Por EROSKI Consumer 2 de julio de 2001

El huevo de gallina constituye uno de los alimentos más abundantes y comunes de la dieta humana. La domesticación de las gallinas supuso la posibilidad de disponer de este alimento en todo momento. Hasta entonces, la gente se alimentaba de huevos que encontraba en los nidos de las aves silvestres. Aunque ya se conocía la oca, la pata y la pintada, el consumo de huevos fue insignificante hasta el siglo V a.C., fecha en la que la gallina llegó a los corrales de Grecia e Italia. Así, durante la época romana, los huevos se convirtieron en un ingrediente indispensable en la cocina y, principalmente en repostería.

Durante el siglo VIII, los huevos se excluyeron de los menús de Cuaresma, y ya durante la Edad Media constituyeron una parte importante en la dieta de las gentes humildes de toda Europa. Durante la primera mitad del siglo XX se identificaron la mayoría de las vitaminas y aminoácidos, con lo que el huevo se consideró una fuente de nutrientes esenciales para el organismo, clasificándolo incluso como alimento protector de la salud.

Producción actual de huevos:

En la actualidad, a nivel mundial, y según datos de la FAO (Organización para la Agricultura y la Alimentación) de 1998, la producción de huevos de gallina se sitúa en 48,5 millones de toneladas.

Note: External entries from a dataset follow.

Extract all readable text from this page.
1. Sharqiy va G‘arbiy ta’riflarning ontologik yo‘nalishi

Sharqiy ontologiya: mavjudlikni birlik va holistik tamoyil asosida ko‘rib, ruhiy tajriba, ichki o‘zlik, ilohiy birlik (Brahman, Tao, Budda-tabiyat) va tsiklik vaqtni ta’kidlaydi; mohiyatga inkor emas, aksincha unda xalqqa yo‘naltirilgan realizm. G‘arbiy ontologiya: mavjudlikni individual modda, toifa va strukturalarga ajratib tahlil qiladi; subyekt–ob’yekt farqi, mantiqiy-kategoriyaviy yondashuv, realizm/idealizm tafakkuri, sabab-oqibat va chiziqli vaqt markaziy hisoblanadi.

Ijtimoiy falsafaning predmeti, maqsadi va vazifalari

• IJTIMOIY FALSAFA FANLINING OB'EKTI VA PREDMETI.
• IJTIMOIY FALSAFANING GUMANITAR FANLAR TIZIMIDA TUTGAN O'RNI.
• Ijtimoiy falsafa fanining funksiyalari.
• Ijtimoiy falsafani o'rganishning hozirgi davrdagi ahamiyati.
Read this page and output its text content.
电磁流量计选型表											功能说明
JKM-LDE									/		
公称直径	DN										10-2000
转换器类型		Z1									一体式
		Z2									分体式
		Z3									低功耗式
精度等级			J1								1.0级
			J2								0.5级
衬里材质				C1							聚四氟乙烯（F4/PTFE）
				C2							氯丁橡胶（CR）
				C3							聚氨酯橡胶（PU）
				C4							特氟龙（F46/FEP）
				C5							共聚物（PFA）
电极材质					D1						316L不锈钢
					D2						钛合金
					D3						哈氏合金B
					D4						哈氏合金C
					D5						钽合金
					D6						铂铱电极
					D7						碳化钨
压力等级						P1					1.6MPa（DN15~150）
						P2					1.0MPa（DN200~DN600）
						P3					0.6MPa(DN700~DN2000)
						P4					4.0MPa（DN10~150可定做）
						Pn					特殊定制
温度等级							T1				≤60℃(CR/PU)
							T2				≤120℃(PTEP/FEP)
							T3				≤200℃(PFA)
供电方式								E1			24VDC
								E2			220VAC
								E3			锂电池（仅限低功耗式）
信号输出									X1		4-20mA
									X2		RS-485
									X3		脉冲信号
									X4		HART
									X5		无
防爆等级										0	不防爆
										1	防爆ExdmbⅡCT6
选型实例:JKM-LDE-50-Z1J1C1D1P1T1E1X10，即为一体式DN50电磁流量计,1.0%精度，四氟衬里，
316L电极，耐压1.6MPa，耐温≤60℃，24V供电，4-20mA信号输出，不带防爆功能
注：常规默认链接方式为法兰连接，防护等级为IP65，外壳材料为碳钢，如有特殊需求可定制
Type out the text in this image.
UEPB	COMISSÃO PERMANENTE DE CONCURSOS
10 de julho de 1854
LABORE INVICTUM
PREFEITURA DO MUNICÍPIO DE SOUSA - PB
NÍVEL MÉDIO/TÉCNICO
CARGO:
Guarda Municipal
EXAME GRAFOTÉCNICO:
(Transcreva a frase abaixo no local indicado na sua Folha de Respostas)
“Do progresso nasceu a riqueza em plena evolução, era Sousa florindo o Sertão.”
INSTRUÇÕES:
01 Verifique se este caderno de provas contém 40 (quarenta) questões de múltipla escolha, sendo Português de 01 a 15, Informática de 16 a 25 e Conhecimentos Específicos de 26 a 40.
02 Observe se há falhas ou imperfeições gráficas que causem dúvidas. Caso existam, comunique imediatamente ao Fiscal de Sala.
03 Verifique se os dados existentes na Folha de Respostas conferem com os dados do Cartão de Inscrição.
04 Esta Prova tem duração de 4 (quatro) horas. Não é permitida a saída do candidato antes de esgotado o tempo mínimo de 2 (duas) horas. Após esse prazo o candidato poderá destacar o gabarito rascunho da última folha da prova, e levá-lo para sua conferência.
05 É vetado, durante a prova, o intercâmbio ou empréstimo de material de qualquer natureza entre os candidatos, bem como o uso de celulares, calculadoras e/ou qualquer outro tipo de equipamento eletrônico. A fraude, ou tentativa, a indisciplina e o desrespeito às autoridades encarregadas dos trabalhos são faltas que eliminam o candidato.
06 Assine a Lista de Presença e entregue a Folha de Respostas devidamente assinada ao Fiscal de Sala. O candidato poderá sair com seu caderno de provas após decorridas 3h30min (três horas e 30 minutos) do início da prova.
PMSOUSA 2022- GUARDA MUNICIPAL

Esta producción da lugar a unos 867.000 millones de unidades (considerando de media 56 g por unidad), es decir unos 72.250 millones de docenas. Asia es la región del mundo que mayor producción de huevos de gallina presenta hoy en día. Una parte muy importante de esta producción, aproximadamente el 65,4%, la aporta China, que por sí sola alcanza el 37,0% de la producción mundial, situándola por ello como la gran productora de huevos de gallina del mundo. El continente europeo es la segunda zona productora de huevos. Su producción global es de unos 9,4 millones de toneladas. El conjunto de países de Europa no pertenecientes a la Unión Europea producen el 43,5% del total de este continente. La Unión Europea presenta una gran regionalización en esta producción ya que seis estados (Francia, Alemania, Italia, Reino Unido, España y Países Bajos) son responsables de casi el 85,0% del total de todos los huevos de gallina producidos en ella. Las diferencias entre el norte y sur se encuentran amortiguadas, pues España e Italia, son grandes productoras tras Alemania y Francia. Otra gran potencia productora de huevos de gallina es norte-centroamérica. Su producción asciende a 6,9 millones de toneladas, de las cuales 5 millones de toneladas (el 67,7%) las aporta Estados Unidos.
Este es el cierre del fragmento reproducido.